INFECTIONS NOSOCOMIALES : Et si l’on s’attaquait à leur persistance ?
Au sein des populations bactériennes, certaines cellules réparent l'ADN endommagé avant de reprendre leur croissance, et d'autres reprennent leur croissance avant de faire des réparations. Les chercheurs de Princeton montrent ici, dans les Actes de l’Académie des Sciences américaine (PNAS) que les cellules qui font les réparations avant de reprendre leur croissance sont généralement celles qui parviennent à survivre. La recherche marque une étape vers des traitements antibiotiques plus efficaces et une avancée dans la lutte contre les antibiorésistances.

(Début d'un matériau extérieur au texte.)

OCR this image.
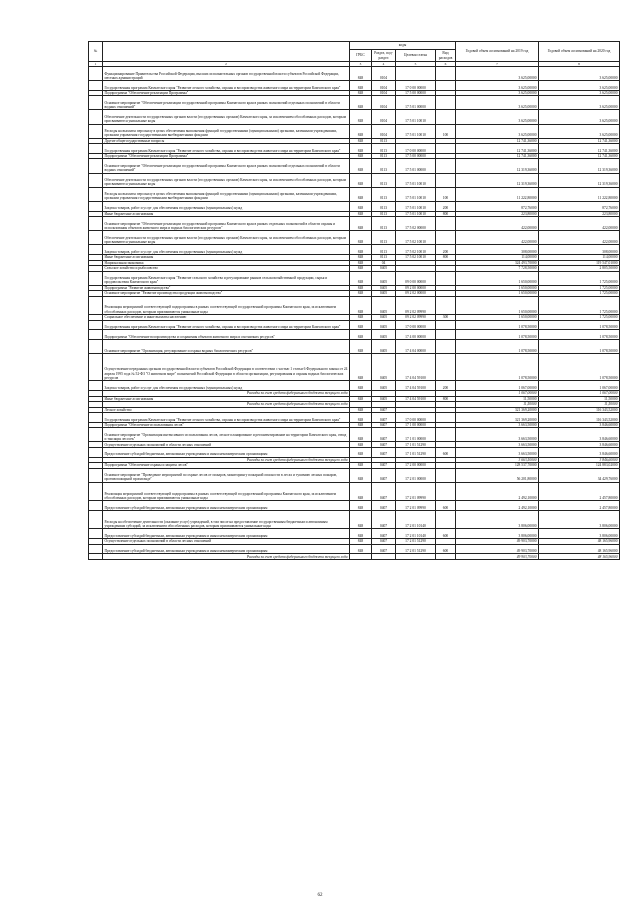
№		коды				Годовой объем ассигнований на 2019 год	Годовой объем ассигнований на 2020 год
		ГРБС	Раздел, под-раздел	Целевая статья	Вид расходов		
1	2	3	4	5	6	7	8
	Функционирование Правительства Российской Федерации, высших исполнительных органов государственной власти субъектов Российской Федерации, местных администраций	848	0104			3 625,00000	3 625,00000
	Государственная программа Камчатского края "Развитие лесного хозяйства, охраны и воспроизводства животного мира на территории Камчатского края"	848	0104	17 0 00 00000		3 625,00000	3 625,00000
	Подпрограмма "Обеспечение реализации Программы"	848	0104	17 5 00 00000		3 625,00000	3 625,00000
	Основное мероприятие "Обеспечение реализации государственной программы Камчатского края в рамках полномочий отдельных полномочий в области водных отношений"	848	0104	17 5 01 00000		3 625,00000	3 625,00000
	Обеспечение деятельности государственных органов власти (государственных органов) Камчатского края, за исключением обособленных расходов, которым присваиваются уникальные коды	848	0104	17 5 01 10010		3 625,00000	3 625,00000
	Расходы на выплаты персоналу в целях обеспечения выполнения функций государственными (муниципальными) органами, казенными учреждениями, органами управления государственными внебюджетными фондами	848	0104	17 5 01 10010	100	3 625,00000	3 625,00000
	Другие общегосударственные вопросы	848	0113			12 741,36000	12 741,36000
	Государственная программа Камчатского края "Развитие лесного хозяйства, охраны и воспроизводства животного мира на территории Камчатского края"	848	0113	17 0 00 00000		12 741,36000	12 741,36000
	Подпрограмма "Обеспечение реализации Программы"	848	0113	17 5 00 00000		12 741,36000	12 741,36000
	Основное мероприятие "Обеспечение реализации государственной программы Камчатского края в рамках полномочий отдельных полномочий в области водных отношений"	848	0113	17 5 01 00000		12 319,36000	12 319,36000
	Обеспечение деятельности государственных органов власти (государственных органов) Камчатского края, за исключением обособленных расходов, которым присваиваются уникальные коды	848	0113	17 5 01 10010		12 319,36000	12 319,36000
	Расходы на выплаты персоналу в целях обеспечения выполнения функций государственными (муниципальными) органами, казенными учреждениями, органами управления государственными внебюджетными фондами	848	0113	17 5 01 10010	100	11 222,80000	11 222,80000
	Закупка товаров, работ и услуг для обеспечения государственных (муниципальных) нужд	848	0113	17 5 01 10010	200	872,76000	872,76000
	Иные бюджетные ассигнования	848	0113	17 5 01 10010	800	223,80000	223,80000
	Основное мероприятие "Обеспечение реализации государственной программы Камчатского края в рамках отдельных полномочий в области охраны и использования объектов животного мира и водных биологических ресурсов"	848	0113	17 5 02 00000		422,00000	422,00000
	Обеспечение деятельности государственных органов власти (государственных органов) Камчатского края, за исключением обособленных расходов, которым присваиваются уникальные коды	848	0113	17 5 02 10010		422,00000	422,00000
	Закупка товаров, работ и услуг для обеспечения государственных (муниципальных) нужд	848	0113	17 5 02 10010	200	308,00000	308,00000
	Иные бюджетные ассигнования	848	0113	17 5 02 10010	800	114,00000	114,00000
	Национальная экономика	848	04			324 493,70000	119 547,01000
	Сельское хозяйство и рыболовство	848	0405			7 728,50000	2 805,50000
	Государственная программа Камчатского края "Развитие сельского хозяйства и регулирование рынков сельскохозяйственной продукции, сырья и продовольствия Камчатского края"	848	0405	09 0 00 00000		1 650,00000	1 725,00000
	Подпрограмма "Развитие животноводства"	848	0405	09 2 00 00000		1 650,00000	1 725,00000
	Основное мероприятие "Развитие производства продукции животноводства"	848	0405	09 2 02 00000		1 650,00000	1 725,00000
	Реализация мероприятий соответствующей подпрограммы в рамках соответствующей государственной программы Камчатского края, за исключением обособленных расходов, которым присваиваются уникальные коды	848	0405	09 2 02 09990		1 650,00000	1 725,00000
	Социальное обеспечение и иные выплаты населению	848	0405	09 2 02 09990	300	1 650,00000	1 725,00000
	Государственная программа Камчатского края "Развитие лесного хозяйства, охраны и воспроизводства животного мира на территории Камчатского края"	848	0405	17 0 00 00000		1 078,50000	1 078,50000
	Подпрограмма "Обеспечение воспроизводства и сохранения объектов животного мира и охотничьих ресурсов"	848	0405	17 4 00 00000		1 078,50000	1 078,50000
	Основное мероприятие "Организация, регулирование и охрана водных биологических ресурсов"	848	0405	17 4 04 00000		1 078,50000	1 078,50000
	Осуществление переданных органам государственной власти субъектов Российской Федерации в соответствии с частью 1 статьи 6 Федерального закона от 24 апреля 1995 года № 52-ФЗ "О животном мире" полномочий Российской Федерации в области организации, регулирования и охраны водных биологических ресурсов	848	0405	17 4 04 59100		1 078,50000	1 078,50000
	Закупка товаров, работ и услуг для обеспечения государственных (муниципальных) нужд	848	0405	17 4 04 59100	200	1 067,00000	1 067,00000
	Расходы за счет средств федерального бюджета текущего года					1 067,00000	1 067,00000
	Иные бюджетные ассигнования	848	0405	17 4 04 59100	800	11,50000	11,50000
	Расходы за счет средств федерального бюджета текущего года					11,50000	11,50000
	Лесное хозяйство	848	0407			321 369,20000	116 343,52000
	Государственная программа Камчатского края "Развитие лесного хозяйства, охраны и воспроизводства животного мира на территории Камчатского края"	848	0407	17 0 00 00000		321 369,20000	116 343,52000
	Подпрограмма "Обеспечение использования лесов"	848	0407	17 1 00 00000		3 663,50000	3 846,60000
	Основное мероприятие "Организация интенсивного использования лесов, лесное планирование и регламентирование на территории Камчатского края, отвод и таксация лесосек"	848	0407	17 1 01 00000		3 663,50000	3 846,60000
	Осуществление отдельных полномочий в области лесных отношений	848	0407	17 1 01 51290		3 663,50000	3 846,60000
	Предоставление субсидий бюджетным, автономным учреждениям и иным некоммерческим организациям	848	0407	17 1 01 51290	600	3 663,50000	3 846,60000
	Расходы за счет средств федерального бюджета текущего года					3 663,50000	3 846,60000
	Подпрограмма "Обеспечение охраны и защиты лесов"	848	0407	17 2 00 00000		128 537,70000	124 883,02000
	Основное мероприятие "Проведение мероприятий по охране лесов от пожаров, мониторингу пожарной опасности в лесах и тушению лесных пожаров, противопожарной пропаганде"	848	0407	17 2 01 00000		56 201,80000	34 429,76000
	Реализация мероприятий соответствующей подпрограммы в рамках соответствующей государственной программы Камчатского края, за исключением обособленных расходов, которым присваиваются уникальные коды	848	0407	17 2 01 09990		2 492,10000	2 457,80000
	Предоставление субсидий бюджетным, автономным учреждениям и иным некоммерческим организациям	848	0407	17 2 01 09990	600	2 492,10000	2 457,80000
	Расходы на обеспечение деятельности (оказание услуг) учреждений, в том числе на предоставление государственным бюджетным и автономным учреждениям субсидий, за исключением обособленных расходов, которым присваиваются уникальные коды	848	0407	17 2 01 10140		3 806,00000	3 806,00000
	Предоставление субсидий бюджетным, автономным учреждениям и иным некоммерческим организациям	848	0407	17 2 01 10140	600	3 806,00000	3 806,00000
	Осуществление отдельных полномочий в области лесных отношений	848	0407	17 2 01 51290		49 903,70000	48 165,96000
	Предоставление субсидий бюджетным, автономным учреждениям и иным некоммерческим организациям	848	0407	17 2 01 51290	600	49 903,70000	48 165,96000
	Расходы за счет средств федерального бюджета текущего года					49 903,70000	48 165,96000
62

Cette équipe de l’Université de Princeton montre en effet que les bactéries capables de réparer l'ADN endommagé par les antibiotiques avant de reprendre leur croissance, ont beaucoup plus de chances de survivre au traitement. C’est pourquoi le timing a toute son importance dans le processus de résistance bactérienne.
Lorsque les antibiotiques touchent une population de bactéries, une petite fraction des cellules « persistantes » survit et constitue une menace d'infection récurrente. Ici, les scientifiques de Princeton examinent une classe d'antibiotiques ciblant l'ADN bactérien. Précisément ils analysent les réponses des bactéries E. coli au traitement par l'ofloxacine, un antibiotique qui cause des dommages à l'ADN en bloquant les enzymes nécessaires à la réplication de l'ADN et à la transcription de l'ARN. De précédents travaux de chercheurs de la même équipe avaient révélé que les bactéries persistantes à l'ofloxacine avaient besoin de réparer leur ADN pour survivre.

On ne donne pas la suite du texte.